You can find more information as well as get assistance on electric toilets and on marine toilet maintenance tips at Raritan Engineering.
Lubricating
To keep the pump operating smoothly, follow your monthly vinegar flush with a dose of oil. The best choice is a lubricant intended for marine toilets, but you can also use mineral oil.
The usual treatment is to let a little water into the bowl, pour in a couple of ounces of lube, and pump this through the toilet. This method is adequate, but less than ideal because it lubricates only the discharge side of the pump.
While you are servicing the head, lightly coat the piston rod with Teflon grease. This will prolong the life of the piston-rod seal.
Odor
Electric marine toilets need not stink, but they often do. The discharge hose is, by far, the most common culprit. To check yours, rub the hose with a damp, clean cloth, then sniff the cloth, without using a macerator.
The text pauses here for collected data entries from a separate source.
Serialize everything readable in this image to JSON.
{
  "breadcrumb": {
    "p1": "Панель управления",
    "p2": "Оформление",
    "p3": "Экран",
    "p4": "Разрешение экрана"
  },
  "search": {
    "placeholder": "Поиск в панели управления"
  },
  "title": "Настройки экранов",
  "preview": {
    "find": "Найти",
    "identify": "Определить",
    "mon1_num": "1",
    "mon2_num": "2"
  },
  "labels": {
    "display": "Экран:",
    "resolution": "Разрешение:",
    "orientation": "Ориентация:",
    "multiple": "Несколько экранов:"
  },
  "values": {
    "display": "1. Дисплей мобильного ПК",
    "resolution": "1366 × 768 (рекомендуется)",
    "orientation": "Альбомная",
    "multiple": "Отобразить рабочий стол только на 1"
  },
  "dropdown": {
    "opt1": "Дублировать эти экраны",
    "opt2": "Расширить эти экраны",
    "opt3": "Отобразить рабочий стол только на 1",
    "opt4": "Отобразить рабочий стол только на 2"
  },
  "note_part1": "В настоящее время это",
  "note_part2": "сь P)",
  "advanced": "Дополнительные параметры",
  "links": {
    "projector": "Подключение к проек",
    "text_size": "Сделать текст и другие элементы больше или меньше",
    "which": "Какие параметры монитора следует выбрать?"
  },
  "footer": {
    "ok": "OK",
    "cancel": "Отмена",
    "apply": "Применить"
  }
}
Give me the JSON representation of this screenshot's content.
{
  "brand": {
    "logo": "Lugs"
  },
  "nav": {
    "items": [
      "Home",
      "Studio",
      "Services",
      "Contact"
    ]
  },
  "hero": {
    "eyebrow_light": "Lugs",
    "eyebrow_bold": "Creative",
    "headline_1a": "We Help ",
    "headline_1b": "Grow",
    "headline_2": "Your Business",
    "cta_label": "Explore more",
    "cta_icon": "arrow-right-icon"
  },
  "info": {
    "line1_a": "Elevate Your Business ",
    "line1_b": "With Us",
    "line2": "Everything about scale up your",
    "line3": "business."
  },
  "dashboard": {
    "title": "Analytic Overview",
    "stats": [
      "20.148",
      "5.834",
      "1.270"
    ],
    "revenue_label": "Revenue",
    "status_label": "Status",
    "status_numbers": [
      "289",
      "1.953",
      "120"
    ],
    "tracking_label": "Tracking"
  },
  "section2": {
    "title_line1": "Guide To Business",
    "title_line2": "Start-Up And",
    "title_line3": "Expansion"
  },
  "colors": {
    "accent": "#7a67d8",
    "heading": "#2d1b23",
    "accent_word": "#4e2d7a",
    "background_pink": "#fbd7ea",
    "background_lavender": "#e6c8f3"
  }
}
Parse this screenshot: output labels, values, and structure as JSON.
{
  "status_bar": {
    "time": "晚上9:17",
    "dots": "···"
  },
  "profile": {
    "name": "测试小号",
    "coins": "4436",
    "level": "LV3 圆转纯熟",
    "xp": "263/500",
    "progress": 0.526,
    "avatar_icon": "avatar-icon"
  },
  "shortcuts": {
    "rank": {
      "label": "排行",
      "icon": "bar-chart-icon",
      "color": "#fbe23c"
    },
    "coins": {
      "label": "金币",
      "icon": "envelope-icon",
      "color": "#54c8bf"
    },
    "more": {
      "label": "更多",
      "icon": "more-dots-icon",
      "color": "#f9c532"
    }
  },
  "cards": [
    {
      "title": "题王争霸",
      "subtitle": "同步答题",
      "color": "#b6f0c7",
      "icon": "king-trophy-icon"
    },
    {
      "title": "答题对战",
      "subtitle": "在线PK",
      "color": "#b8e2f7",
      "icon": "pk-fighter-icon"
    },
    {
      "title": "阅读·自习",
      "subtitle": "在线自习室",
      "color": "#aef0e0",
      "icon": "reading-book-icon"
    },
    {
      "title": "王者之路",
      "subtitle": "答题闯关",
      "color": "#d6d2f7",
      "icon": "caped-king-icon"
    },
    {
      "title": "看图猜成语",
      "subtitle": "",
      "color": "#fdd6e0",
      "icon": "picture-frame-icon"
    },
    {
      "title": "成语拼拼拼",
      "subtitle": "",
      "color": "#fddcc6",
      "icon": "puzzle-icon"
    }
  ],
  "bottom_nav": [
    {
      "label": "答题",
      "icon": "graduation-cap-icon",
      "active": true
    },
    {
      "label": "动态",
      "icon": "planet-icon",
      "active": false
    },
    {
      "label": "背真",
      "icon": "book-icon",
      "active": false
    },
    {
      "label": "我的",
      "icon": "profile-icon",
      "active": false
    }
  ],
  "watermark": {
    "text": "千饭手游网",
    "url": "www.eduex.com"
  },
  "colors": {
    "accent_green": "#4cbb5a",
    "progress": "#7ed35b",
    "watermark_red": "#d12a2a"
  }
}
Leaking connections are another source of odor, and you can use your cloth the same way to locate a leak. Also check the seal around the piston rod, perhaps near the pump.
Another common source of head odor is grass and other marine life trapped inside the flush-water passage under the rim of the bowl. Prevent this by installing a strainer in the intake line.
An anti-siphon valve in the discharge line can also release odors into the boat. A properly installed valve vents outside the cabin area.
Overhaul
If the toilet gives off a foul odor but it isn’t leaking, if it is difficult to pump but the discharge hose isn’t clogged, or if it just isn’t working right, it is time for an overhaul.
So don’t forget these helpful points on how to maintain your marine toilets. 1) Cleaning the lines; 2) Lubricating and pump maintenance; 3) Odor maintenance; and 4) the need to overhaul.
Raritan Engineering has more information on macerator pumps, electric toilets, marine toilet, and how boat toilets work.